Much else has changed as well. Now that the White House has clearly acknowledged that the Palestinian Authority in knee-deep in terror against Israeli civilians there is no longer any basis for questioning Israel’s right to act to extirpate the terror infrastructure. As a consequence, the current Operation Determined Path is being conducted in a slow, methodical fashion, not constantly under the gun of American pressure to withdraw, as was the case in Operation Defensive Shield. As a result, Israel has been able to act in ways that entail far less danger to Israeli troops, but also reduce the likelihood of Palestinian civilian casualties.
For months, the United States State Department accepted the Arab line that ``progress" towards a political resolution of the Palestinian-Israeli conflict – i.e., further Israeli concessions – is a necessary precondition for an American attack on Saddam Hussein.
According to this line, only America can pressure the parties – i.e., Israel – into a settlement, and America bears responsibility for the carnage that results from its failure to do so.
The view that a lack of American involvement explains the escalating violence has been clearly refuted empirically.

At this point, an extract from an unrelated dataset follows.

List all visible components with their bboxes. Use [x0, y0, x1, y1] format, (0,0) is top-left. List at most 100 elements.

Indeed the exact opposite turns out to have been the case. The most intensive American involvement ever at Camp David triggered the most intense wave of Palestinian terrorism yet seen in the region. The more that Israel seemed susceptible to American pressure the more convinced the Palestinians became that terror served their cause. Every visit to the region by top American emissaries has resulted in an outbreak of suicide bombings.
President Bush has now signaled that he has no desire to recapitulate the failures of the Clinton Middle East peacemaking. Nor will he let the war on Saddam Hussein be held hostage by the Palestinians. Planning for an all-out effort to replace Hussein proceeds apace quite independent of the Palestinian-Israel conflict.
That too is just one more reason to be grateful for Israel’s best friend ever in the White House.